Michel Hazanavicius touche à tout ce que se rapproche de la French Touch, avec un style très particulier, car on pourrait lui reprocher de trop remodeler des œuvres ou icônes existantes. Malgré tout, nous n’excluons pas l’ambition de bien vouloir se démarquer de ces supports et il s’en affranchit assez bien avec “OSS 117” et avec son généreux “The Artist”. El il remonte à loin, cette époque qui le poussait dans la satire de l’audiovisuel, car c’est une régression instantanée avec ce conte, qui rapproche de “Vice-Versa” dans sa structure. Le film réussit néanmoins à divertir, mais pour un public plus aguerri, il faudra plus que des effets visuels moyens, pour rendre l’aventure inoubliable et surtout pertinente. Le rapport père-fille est brossé dans le sens du poil, pas de surprises quant à la finalité d’une intrigue qui tourne souvent en rond. Ce sera donc dans ces divers échanges et échos à l’univers des histoires fantastiques que la magie doit opérer et conquérir le cœur des protagonistes et du spectateur.
Malheureusement, le film trébuche souvent sur ce décalage qui réécrit la réalité au-delà de la frontière des rêves. Nous ressentons véritablement l’absence d’un modèle féminin fort et rassurant et la mise en scène y parvient dès l’introduction. Mais cette peine se retrouve rapidement mise de côté afin de faire évoluer Sofia (Sarah Gaye), fraîchement débarquée au collège. Le portrait de cette portion de vie n’est que confusion, mais l’on ne cherchera pas à aller plus loin, car ce sera la quête d’admiration qui sera au coeur de la mêlée.
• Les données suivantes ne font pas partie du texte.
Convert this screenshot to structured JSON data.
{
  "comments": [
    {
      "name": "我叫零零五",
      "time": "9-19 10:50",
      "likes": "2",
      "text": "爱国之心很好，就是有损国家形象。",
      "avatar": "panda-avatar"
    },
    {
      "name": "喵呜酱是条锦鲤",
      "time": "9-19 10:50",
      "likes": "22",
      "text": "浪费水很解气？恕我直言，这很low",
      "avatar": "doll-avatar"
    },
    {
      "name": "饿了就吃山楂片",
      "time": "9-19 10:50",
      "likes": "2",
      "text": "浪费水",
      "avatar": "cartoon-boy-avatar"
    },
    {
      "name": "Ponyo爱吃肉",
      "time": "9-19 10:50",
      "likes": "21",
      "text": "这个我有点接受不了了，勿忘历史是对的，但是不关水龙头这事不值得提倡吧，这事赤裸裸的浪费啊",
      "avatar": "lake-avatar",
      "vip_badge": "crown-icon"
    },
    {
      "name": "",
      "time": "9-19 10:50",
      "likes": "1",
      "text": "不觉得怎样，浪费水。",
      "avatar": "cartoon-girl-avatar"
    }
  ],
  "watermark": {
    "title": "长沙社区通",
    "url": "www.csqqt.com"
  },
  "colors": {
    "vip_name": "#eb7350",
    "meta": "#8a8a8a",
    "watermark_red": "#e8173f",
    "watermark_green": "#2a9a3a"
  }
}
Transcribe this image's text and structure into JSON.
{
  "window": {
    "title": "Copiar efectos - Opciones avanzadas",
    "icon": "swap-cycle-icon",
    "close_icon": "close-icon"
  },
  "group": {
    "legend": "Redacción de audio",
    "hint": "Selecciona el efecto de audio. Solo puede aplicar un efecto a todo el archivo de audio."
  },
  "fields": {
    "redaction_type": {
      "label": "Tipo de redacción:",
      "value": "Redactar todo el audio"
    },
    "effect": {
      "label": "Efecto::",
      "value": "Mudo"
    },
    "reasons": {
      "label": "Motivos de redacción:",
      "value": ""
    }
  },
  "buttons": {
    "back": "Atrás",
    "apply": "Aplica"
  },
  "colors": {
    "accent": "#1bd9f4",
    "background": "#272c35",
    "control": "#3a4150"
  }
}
La jeune fille grandit et son paternel Djibi (Omar Sy) s’éloigne peu à peu du titre de meilleur ami et confident de cette dernière. Pourtant, le thème familial persiste et le récit nous ramène vers cet équilibre, qui a déjà laissé des cicatrices derrière. Pour l’enfant, rien n’est plus dangereux que l’apprentissage via ses fréquentations, mais nous passons tous par là et ce sont des erreurs communes qui parlent à chacun, aussi bien aux parents qu’aux enfants ouverts d’esprit. Et c’est ainsi à chaque chapitre qui s’enchaîne. La prise de recul est sans doute le message universel qui catalyse l’aventure intérieure, mais que vaut-elle réellement ?
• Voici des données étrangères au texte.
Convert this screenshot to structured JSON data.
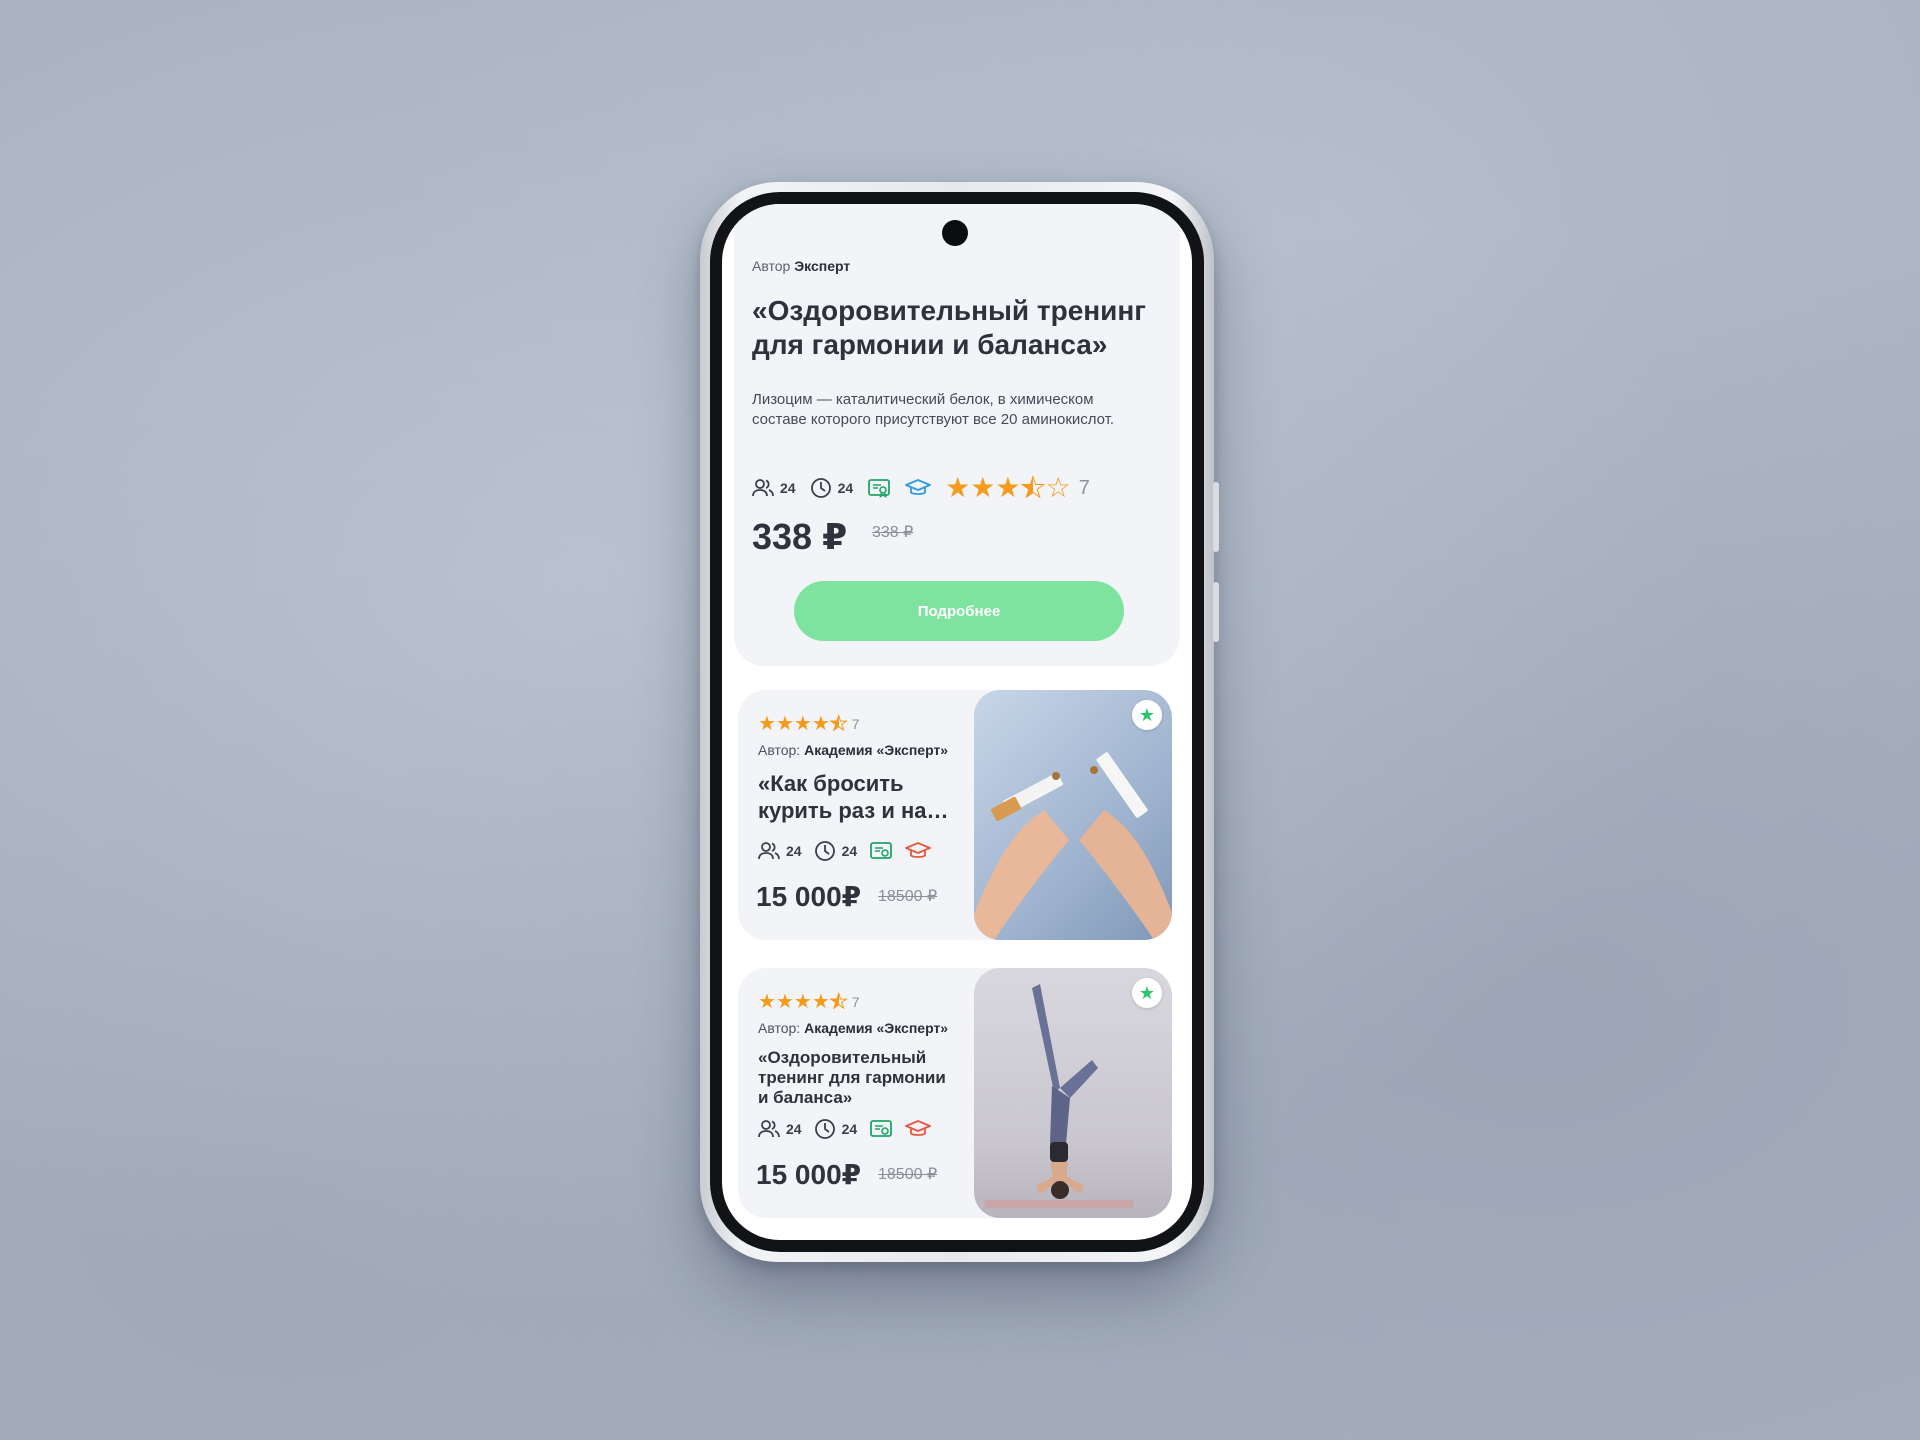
{
  "hero": {
    "author_prefix": "Автор",
    "author_name": "Эксперт",
    "title": "«Оздоровительный тренинг для гармонии и баланса»",
    "description": "Лизоцим — каталитический белок, в химическом составе которого присутствуют все 20 аминокислот.",
    "students": "24",
    "hours": "24",
    "rating_count": "7",
    "rating_value": 3.5,
    "price": "338 ₽",
    "old_price": "338 ₽",
    "cta_label": "Подробнее"
  },
  "cards": [
    {
      "rating_count": "7",
      "rating_value": 4.5,
      "author_prefix": "Автор:",
      "author_name": "Академия «Эксперт»",
      "title": "«Как бросить курить раз и на…",
      "students": "24",
      "hours": "24",
      "price": "15 000₽",
      "old_price": "18500 ₽"
    },
    {
      "rating_count": "7",
      "rating_value": 4.5,
      "author_prefix": "Автор:",
      "author_name": "Академия «Эксперт»",
      "title": "«Оздоровительный тренинг для гармонии и баланса»",
      "students": "24",
      "hours": "24",
      "price": "15 000₽",
      "old_price": "18500 ₽"
    }
  ],
  "colors": {
    "accent_green": "#7de39e",
    "star_orange": "#f59a1b",
    "certificate_green": "#1fa466",
    "education_blue": "#2f9be0",
    "education_red": "#e8573f"
  },
  "icons": [
    "users-icon",
    "clock-icon",
    "certificate-icon",
    "graduation-cap-icon",
    "star-icon",
    "favorite-star-icon"
  ]
}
Le réel et l’imaginaire ne font qu’un en soi, et la comparaison avec le célèbre Pixar semble inévitable. Avec de monde coloré, stylisé, lisse et pleines de péripéties en tout genre, une hiérarchie s’installe et c’est sans doute ce qui prêtera à confusion sur l’ensemble du conte. Le parallèle avec les problématiques d’une pré-adolescente ne parvient pas toujours à rendre l’imaginaire crédible. Des détails s'acharnent pourtant à trancher sur ce qui est flou et ce qui tiendrait du concret. Et bien que la mise en scène puisse amuser, le point de vue du père semble freiner les ambitions d’Hazanavicius, qui passe à côté de son sujet. Pour un film qui souhaite mettre en retrait la réalité en faveur de l’imaginaire, c’est un échec total. Elle prend plus de place qu’il n’y paraît, car les échanges tombent à plat et quand bien même le réalisateur cherche à transposer le concept d’industrie qui contrôle tout, jusque dans les fantasmes, il trébuche sur sa transposition. Tout comme le personnage de Bérénice Bejo, il y a de l’incohérence dans l’air et autour des oubliettes, qui n’assument pas la meilleure des morales.
Nous sommes donc loin d’investir le minimum syndical d’Hollywood, car il faut revoir l’approche. Le passionné de Godard et le cinéphile derrière l’architecture intéressante de “Le Redoutable” n’a pas su empêcher “Le Prince Oublié” de définitivement sortir de sa caverne. De même, Howard Shore ne parvient pas à sublimer l’esthétique, qui ne convainc pas de base et donc la plupart des idées de mise en scène finissent dans le caniveau. Le point de vue adulte n’a pas pu être travaillé comme souhaité et on ressent les multiaxes narratifs qui s’établissent sans trouver de dénouement ni de continuité. Il faudra plus que des panneaux publicitaires comme transition, il faut du cœur et plus de maturité pour mettre à genoux l’audience qui demande encore à être enchantée.